Weitere Erleichterungen für durch die COVID-19-Pandemie beeinträchtigte Unternehmen
Über den Aussetzungszeitraum hinaus hat der Gesetzgeber weitere Maßnahmen für nur durch die Pandemie in Schieflage geratene Unternehmen auf den Weg gebracht:
Für pandemiebedingt überschuldete Unternehmen wird zur Feststellung des Fortbestehens ein verkürzter Prognosezeitraum der nächsten vier statt der sonst maßgeblichen zwölf Monate vorgesehen.
Insolvente Unternehmen können zudem ab 01.01.2021 bis 31.12.2021 das Schutzschirmverfahren beantragen, auch wenn sie zahlungsunfähig sind. Außerdem gelten für sie die geringeren Anforderungen an die Beantragung des Eigenverwaltungsverfahrens über den 31.12.2020 hinaus fort, vorausgesetzt, die Insolvenz beruht auf der Pandemie.
Sorgfältige Prüfung der Insolvenzantragspflicht
Geschäftsleiter müssen die Voraussetzungen einer Antragspflicht und der Aussetzung derselben nach der Neuregelung noch sorgfältiger prüfen.
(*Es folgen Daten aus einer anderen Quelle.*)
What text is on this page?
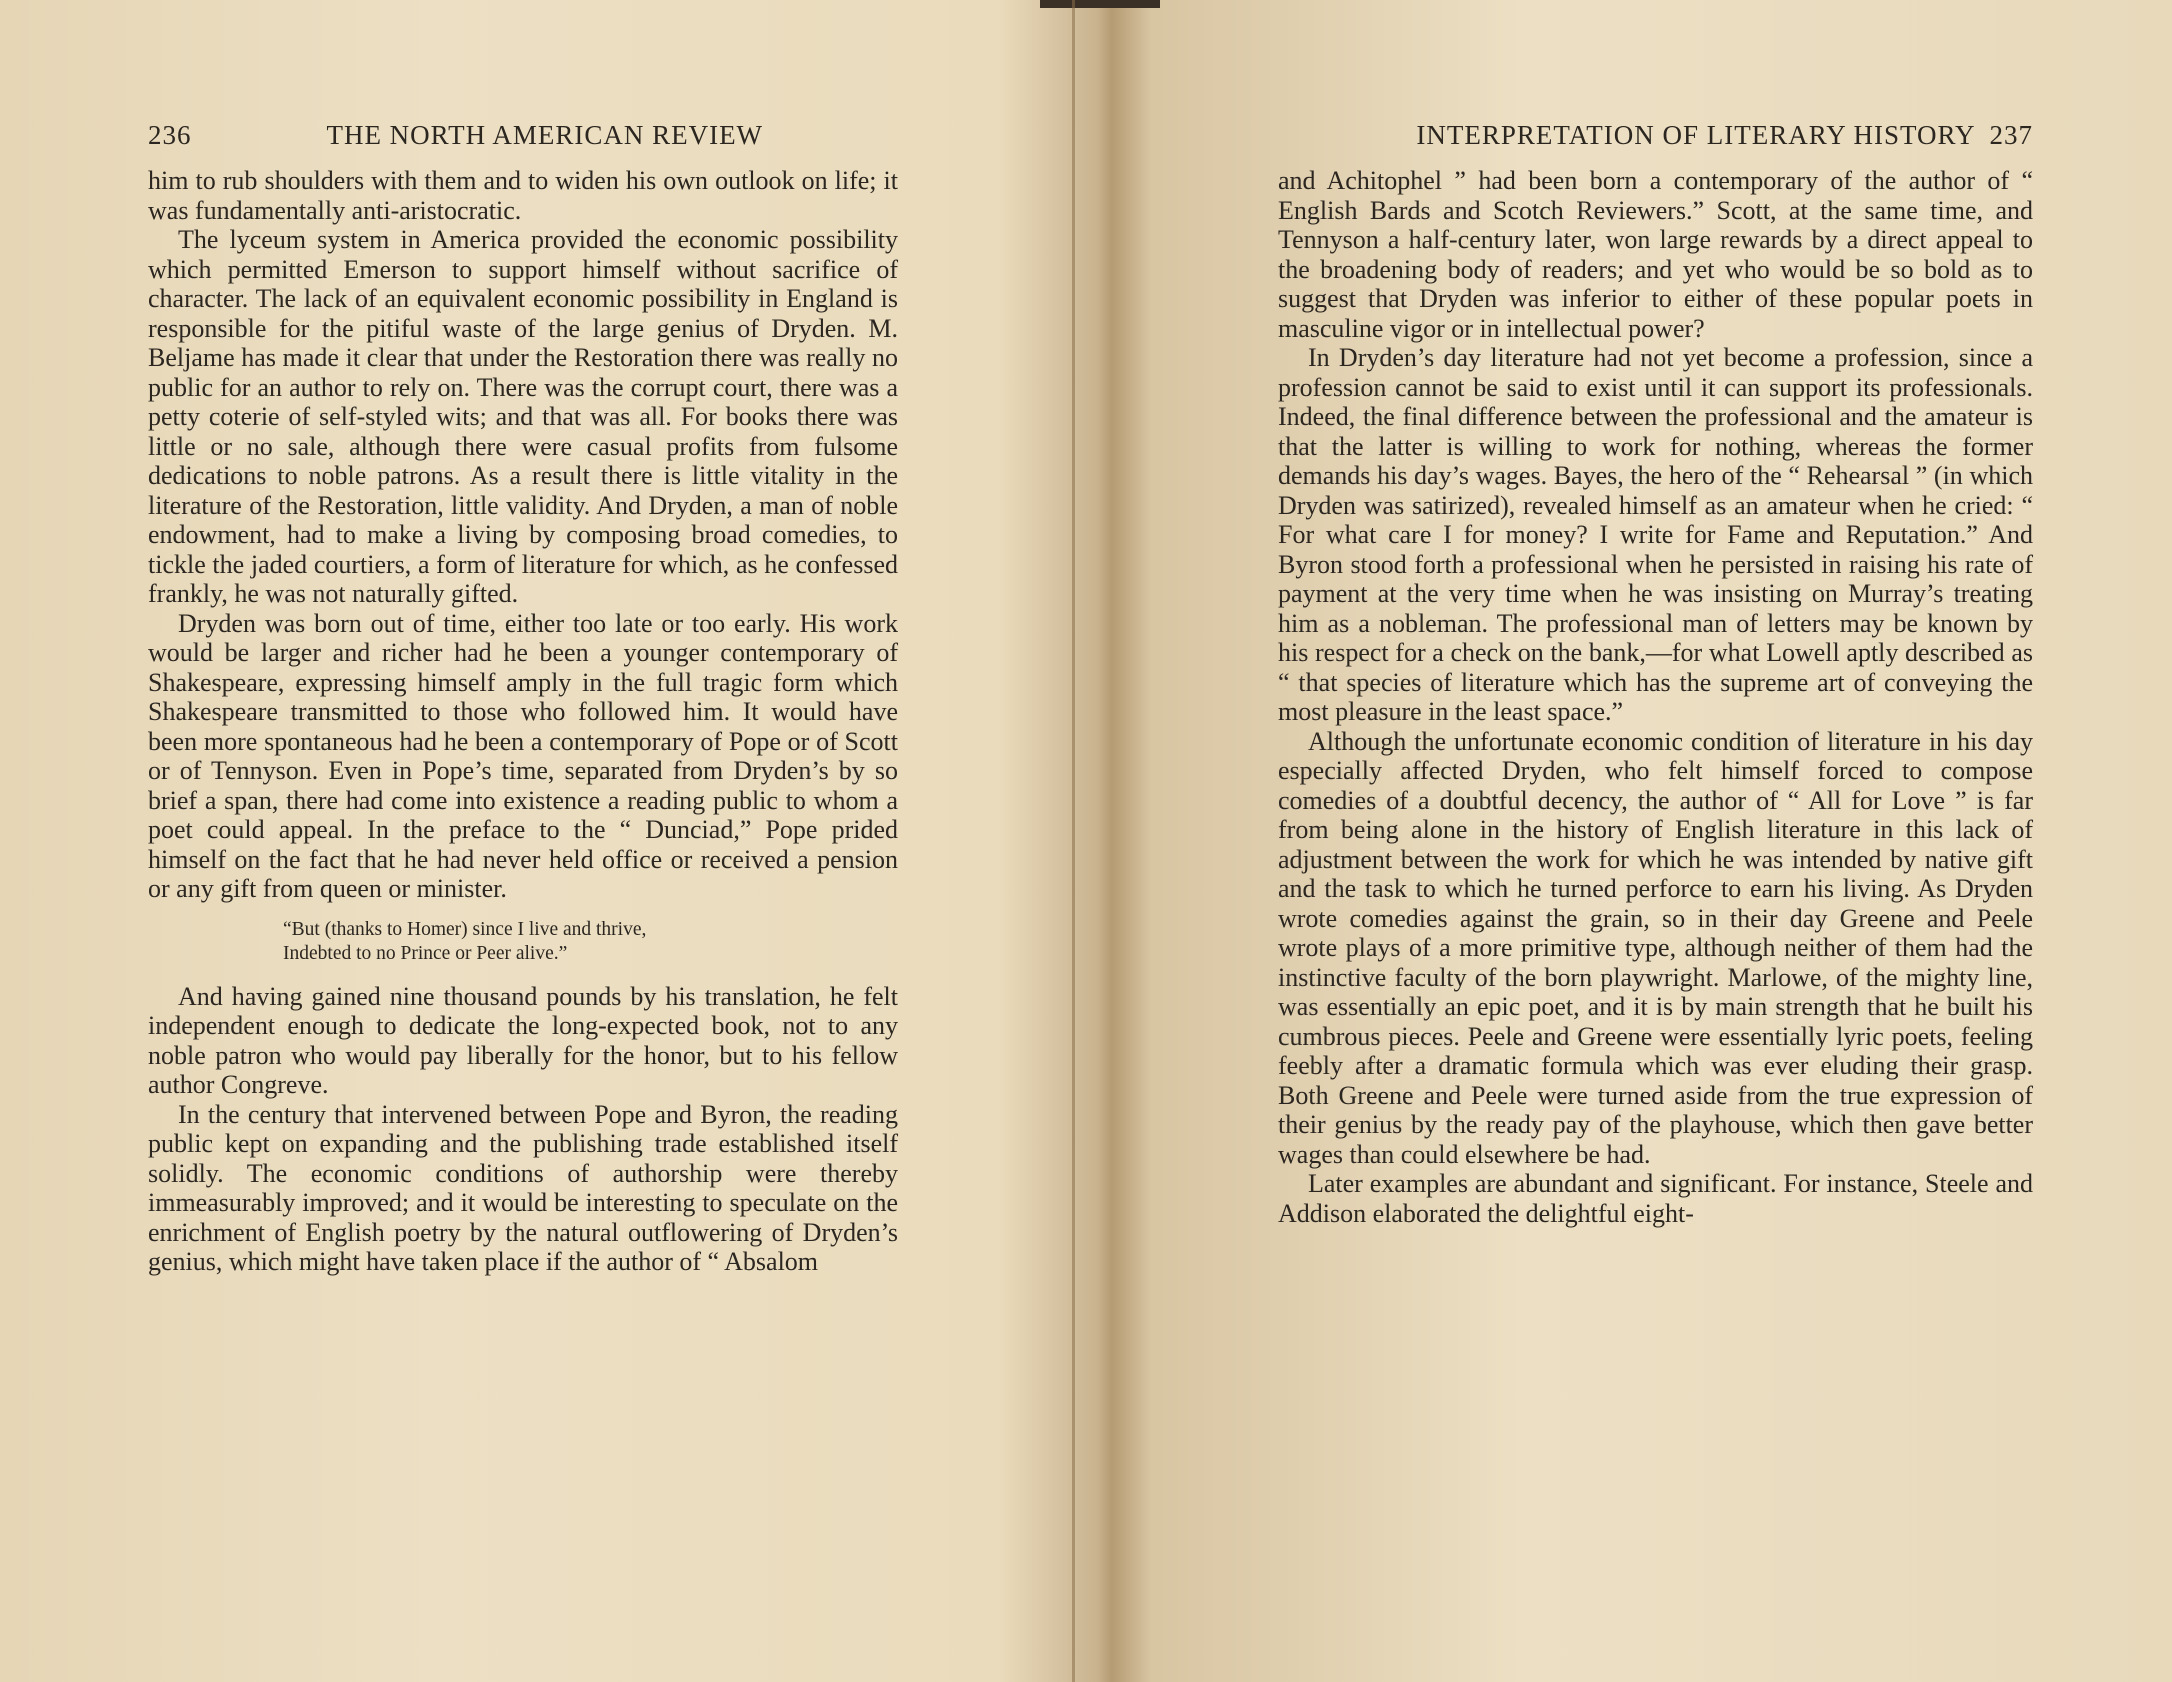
236	THE NORTH AMERICAN REVIEW

him to rub shoulders with them and to widen his own outlook on life; it was fundamentally anti-aristocratic.

The lyceum system in America provided the economic possibility which permitted Emerson to support himself without sacrifice of character. The lack of an equivalent economic possibility in England is responsible for the pitiful waste of the large genius of Dryden. M. Beljame has made it clear that under the Restoration there was really no public for an author to rely on. There was the corrupt court, there was a petty coterie of self-styled wits; and that was all. For books there was little or no sale, although there were casual profits from fulsome dedications to noble patrons. As a result there is little vitality in the literature of the Restoration, little validity. And Dryden, a man of noble endowment, had to make a living by composing broad comedies, to tickle the jaded courtiers, a form of literature for which, as he confessed frankly, he was not naturally gifted.

Dryden was born out of time, either too late or too early. His work would be larger and richer had he been a younger contemporary of Shakespeare, expressing himself amply in the full tragic form which Shakespeare transmitted to those who followed him. It would have been more spontaneous had he been a contemporary of Pope or of Scott or of Tennyson. Even in Pope’s time, separated from Dryden’s by so brief a span, there had come into existence a reading public to whom a poet could appeal. In the preface to the “ Dunciad,” Pope prided himself on the fact that he had never held office or received a pension or any gift from queen or minister.

“But (thanks to Homer) since I live and thrive,
Indebted to no Prince or Peer alive.”

And having gained nine thousand pounds by his translation, he felt independent enough to dedicate the long-expected book, not to any noble patron who would pay liberally for the honor, but to his fellow author Congreve.

In the century that intervened between Pope and Byron, the reading public kept on expanding and the publishing trade established itself solidly. The economic conditions of authorship were thereby immeasurably improved; and it would be interesting to speculate on the enrichment of English poetry by the natural outflowering of Dryden’s genius, which might have taken place if the author of “ Absalom

INTERPRETATION OF LITERARY HISTORY 237

and Achitophel ” had been born a contemporary of the author of “ English Bards and Scotch Reviewers.” Scott, at the same time, and Tennyson a half-century later, won large rewards by a direct appeal to the broadening body of readers; and yet who would be so bold as to suggest that Dryden was inferior to either of these popular poets in masculine vigor or in intellectual power?

In Dryden’s day literature had not yet become a profession, since a profession cannot be said to exist until it can support its professionals. Indeed, the final difference between the professional and the amateur is that the latter is willing to work for nothing, whereas the former demands his day’s wages. Bayes, the hero of the “ Rehearsal ” (in which Dryden was satirized), revealed himself as an amateur when he cried: “ For what care I for money? I write for Fame and Reputation.” And Byron stood forth a professional when he persisted in raising his rate of payment at the very time when he was insisting on Murray’s treating him as a nobleman. The professional man of letters may be known by his respect for a check on the bank,—for what Lowell aptly described as “ that species of literature which has the supreme art of conveying the most pleasure in the least space.”

Although the unfortunate economic condition of literature in his day especially affected Dryden, who felt himself forced to compose comedies of a doubtful decency, the author of “ All for Love ” is far from being alone in the history of English literature in this lack of adjustment between the work for which he was intended by native gift and the task to which he turned perforce to earn his living. As Dryden wrote comedies against the grain, so in their day Greene and Peele wrote plays of a more primitive type, although neither of them had the instinctive faculty of the born playwright. Marlowe, of the mighty line, was essentially an epic poet, and it is by main strength that he built his cumbrous pieces. Peele and Greene were essentially lyric poets, feeling feebly after a dramatic formula which was ever eluding their grasp. Both Greene and Peele were turned aside from the true expression of their genius by the ready pay of the playhouse, which then gave better wages than could elsewhere be had.

Later examples are abundant and significant. For instance, Steele and Addison elaborated the delightful eight-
Neben den obengenannten Voraussetzungen (verkürzt: Insolvenzreife ist pandemiebedingt und es bestehen begründete Sanierungsaussichten) muss das Unternehmen im Hinblick auf die finanziellen Hilfeleistungen im Rahmen staatlicher Hilfsprogramme zur Abmilderung der Folgen der COVID-19-Pandemie antragsberechtigt sein und die beantragten Hilfen für die Beseitigung der Insolvenzreife ausreichen. Wird der Antrag nicht oder nicht rechtzeitig gestellt, obwohl eine entsprechende Pflicht besteht, drohen nämlich auch in Zeiten der COVID-19-Pandemie haftungsrechtliche und strafrechtliche Konsequenzen. Eine sorgfältige Dokumentation ist deshalb unumgänglich.